AU NOM DU PEUPLE FRANCAIS
LA COUR DE CASSATION, CHAMBRE SOCIALE, a rendu l'arrêt suivant :
Sur le pourvoi formé par M. Messaoud X..., demeurant "Le Plein Sud", ...,
en cassation d'un arrêt rendu le 9 janvier 1996 par la cour d'appel d'Aix-en-Provence (18e chambre sociale), au profit de la société Rapides Côte d'Azur, société anonyme, dont le siège est "Le Quadra", Arenas, ...,
défenderesse à la cassation ;
LA COUR, en l'audience publique du 23 juin 1998, où étaient présents : M. Gélineau-Larrivet, président, M. Frouin, conseiller référendaire rapporteur, MM. Waquet, Carmet, Boubli, Le Roux-Cocheril, Ransac, Chagny, Bouret, conseillers, Mmes Pams-Tatu, Girard-Thuilier, Barberot, Lebée, Andrich, conseillers référendaires, M. Terrail, avocat général, Mme Ferré, greffier de chambre ;
Sur le rapport de M. Frouin, conseiller référendaire, les observations de la SCP Boré et Xavier, avocat de la société Rapides Côte d'Azur, les conclusions de M. Terrail, avocat général, et après en avoir délibéré conformément à la loi ;
Sur les quatre moyens réunis :
Vu les articles L. 122-4 et L. 122-14-2 du Code du travail ;
Attendu que M. X... a été engagé le 13 octobre 1997 par la société Rapides Côte d'Azur en qualité de conducteur receveur ; qu'à la suite d'un entretien préalable à son licenciement, il a écrit à son employeur en se plaignant d'avoir été insulté pendant cet entretien par le représentant de l'employeur et en concluant ainsi sa lettre : "En conséquence, je me considère comme licencié brutalement et je ferai valoir mes droits" ; qu'il a saisi la juridiction prud'homale d'une demande en paiement d'indemnités de rupture et de dommages-intérêts ;
Attendu que, pour débouter le salarié de sa demande, la cour d'appel a énoncé que l'employeur avait pris acte de la lettre du salarié par lettre du 7 avril 1989 dans les termes suivants : "Nous tenons à vous informer que M. Y... proteste véhémentement et s'inscrit en faux contre les allégations contenues dans la susdite lettre.

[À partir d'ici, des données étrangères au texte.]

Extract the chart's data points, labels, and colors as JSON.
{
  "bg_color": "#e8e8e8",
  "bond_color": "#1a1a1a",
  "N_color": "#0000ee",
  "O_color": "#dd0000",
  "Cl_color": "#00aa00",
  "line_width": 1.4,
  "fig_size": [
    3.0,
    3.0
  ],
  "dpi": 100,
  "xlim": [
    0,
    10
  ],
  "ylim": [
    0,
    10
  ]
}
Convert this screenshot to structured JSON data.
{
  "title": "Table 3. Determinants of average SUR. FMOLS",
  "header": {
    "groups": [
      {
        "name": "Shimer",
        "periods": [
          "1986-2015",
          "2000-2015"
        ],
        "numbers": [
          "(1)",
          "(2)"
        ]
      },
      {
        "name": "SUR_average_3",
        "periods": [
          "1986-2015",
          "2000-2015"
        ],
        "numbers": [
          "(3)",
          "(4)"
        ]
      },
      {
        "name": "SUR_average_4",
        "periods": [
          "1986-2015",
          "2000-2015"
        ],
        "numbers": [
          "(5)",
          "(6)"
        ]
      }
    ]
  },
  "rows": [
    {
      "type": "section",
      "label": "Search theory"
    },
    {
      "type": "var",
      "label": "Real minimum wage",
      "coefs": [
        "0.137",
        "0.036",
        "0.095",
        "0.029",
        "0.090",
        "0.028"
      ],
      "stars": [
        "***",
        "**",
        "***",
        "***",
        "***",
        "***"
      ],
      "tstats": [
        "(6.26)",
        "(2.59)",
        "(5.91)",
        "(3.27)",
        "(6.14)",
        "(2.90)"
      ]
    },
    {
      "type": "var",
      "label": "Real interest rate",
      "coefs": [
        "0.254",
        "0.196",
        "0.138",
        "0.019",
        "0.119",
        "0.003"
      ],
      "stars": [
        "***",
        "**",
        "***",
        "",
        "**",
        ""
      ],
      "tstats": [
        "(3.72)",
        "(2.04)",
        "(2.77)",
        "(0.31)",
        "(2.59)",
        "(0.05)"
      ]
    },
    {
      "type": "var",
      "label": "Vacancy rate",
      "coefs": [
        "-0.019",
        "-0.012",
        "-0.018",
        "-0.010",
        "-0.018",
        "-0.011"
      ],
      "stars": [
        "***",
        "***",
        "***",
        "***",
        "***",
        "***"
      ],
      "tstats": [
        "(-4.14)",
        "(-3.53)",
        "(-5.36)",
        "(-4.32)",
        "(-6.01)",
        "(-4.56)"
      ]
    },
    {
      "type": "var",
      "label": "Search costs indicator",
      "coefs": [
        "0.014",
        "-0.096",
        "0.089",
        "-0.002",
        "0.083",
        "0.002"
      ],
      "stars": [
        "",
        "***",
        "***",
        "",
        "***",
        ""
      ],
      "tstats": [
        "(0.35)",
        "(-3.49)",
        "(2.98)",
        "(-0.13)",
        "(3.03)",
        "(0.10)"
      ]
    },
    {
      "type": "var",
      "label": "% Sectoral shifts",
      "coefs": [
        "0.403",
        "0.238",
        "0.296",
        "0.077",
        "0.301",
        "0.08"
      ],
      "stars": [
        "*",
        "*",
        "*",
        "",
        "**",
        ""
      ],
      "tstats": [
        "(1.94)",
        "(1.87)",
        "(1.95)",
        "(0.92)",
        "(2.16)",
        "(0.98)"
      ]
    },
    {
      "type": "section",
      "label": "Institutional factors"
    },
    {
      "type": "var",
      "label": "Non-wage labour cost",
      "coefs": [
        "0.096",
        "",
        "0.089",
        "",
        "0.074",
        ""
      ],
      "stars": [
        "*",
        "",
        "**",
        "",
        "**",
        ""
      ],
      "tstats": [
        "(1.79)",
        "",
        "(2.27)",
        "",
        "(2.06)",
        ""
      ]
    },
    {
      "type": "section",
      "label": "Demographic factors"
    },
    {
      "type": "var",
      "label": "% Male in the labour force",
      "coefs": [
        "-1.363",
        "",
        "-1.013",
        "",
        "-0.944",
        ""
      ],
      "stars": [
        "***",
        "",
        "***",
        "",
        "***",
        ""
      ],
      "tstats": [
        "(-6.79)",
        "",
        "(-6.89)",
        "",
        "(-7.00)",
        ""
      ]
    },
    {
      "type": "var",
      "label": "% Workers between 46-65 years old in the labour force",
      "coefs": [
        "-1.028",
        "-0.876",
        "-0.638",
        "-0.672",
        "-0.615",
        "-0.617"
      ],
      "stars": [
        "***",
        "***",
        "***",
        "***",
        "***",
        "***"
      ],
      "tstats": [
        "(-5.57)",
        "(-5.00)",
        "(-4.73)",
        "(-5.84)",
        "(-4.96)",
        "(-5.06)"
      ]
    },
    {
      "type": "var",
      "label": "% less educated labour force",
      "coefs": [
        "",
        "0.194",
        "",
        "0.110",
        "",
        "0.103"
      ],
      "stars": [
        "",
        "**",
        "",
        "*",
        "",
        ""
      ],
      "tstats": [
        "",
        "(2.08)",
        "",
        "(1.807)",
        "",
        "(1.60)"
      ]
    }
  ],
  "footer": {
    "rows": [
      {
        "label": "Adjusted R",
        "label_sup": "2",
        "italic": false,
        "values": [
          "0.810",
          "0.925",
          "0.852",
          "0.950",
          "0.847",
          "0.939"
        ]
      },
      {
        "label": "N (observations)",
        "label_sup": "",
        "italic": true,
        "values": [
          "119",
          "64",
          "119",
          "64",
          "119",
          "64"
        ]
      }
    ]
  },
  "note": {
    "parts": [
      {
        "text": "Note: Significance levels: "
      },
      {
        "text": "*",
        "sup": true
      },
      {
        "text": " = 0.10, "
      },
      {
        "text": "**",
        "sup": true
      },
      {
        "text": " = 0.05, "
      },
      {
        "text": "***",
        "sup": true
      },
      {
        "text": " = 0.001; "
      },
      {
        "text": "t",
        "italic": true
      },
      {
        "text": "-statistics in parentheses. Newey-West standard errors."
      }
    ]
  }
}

Par ailleurs, nous notons que vous avez pris unilatéralement et brutalement l'initiative de la rupture de votre contrat de travail, sans même respecter le préavis que vous nous deviez", qu'il en résultait que c'est M. X... qui, par sa lettre du 4 avril 1989, avait pris l'initiative de mettre fin aux relations contractuelles le liant à la société Rapides Côte d'Azur ;
Attendu, cependant, que la démission s'entend d'une volonté claire et non équivoque du salarié de mettre fin au contrat de travail ;
D'où il suit qu'en statuant comme elle l'a fait, alors qu'il ne résultait pas de la lettre du salarié une volonté claire et non équivoque de rompre le contrat de travail et que la prise d'acte par l'employeur de la rupture à l'initiative du salarié, sans l'énoncé d'aucun motif, s'analysait en un licenciement dépourvu de cause réelle et sérieuse, la cour d'appel a violé les textes susvisés ;
PAR CES MOTIFS :
CASSE ET ANNULE, dans toutes ses dispositions, l'arrêt rendu le 9 janvier 1996, entre les parties, par la cour d'appel d'Aix-en-Provence ; remet, en conséquence, la cause et les parties dans l'état où elles se trouvaient avant ledit arrêt et, pour être fait droit, les renvoie devant la cour d'appel de Nîmes ;
Condamne la société Rapides Côte d'Azur aux dépens ;
Dit que sur les diligences du procureur général près la Cour de Cassation, le présent arrêt sera transmis pour être transcrit en marge ou à la suite de l'arrêt cassé ;
Ainsi fait et jugé par la Cour de Cassation, Chambre sociale, et prononcé par le président en son audience publique du vingt et un octobre mil neuf cent quatre-vingt-dix-huit.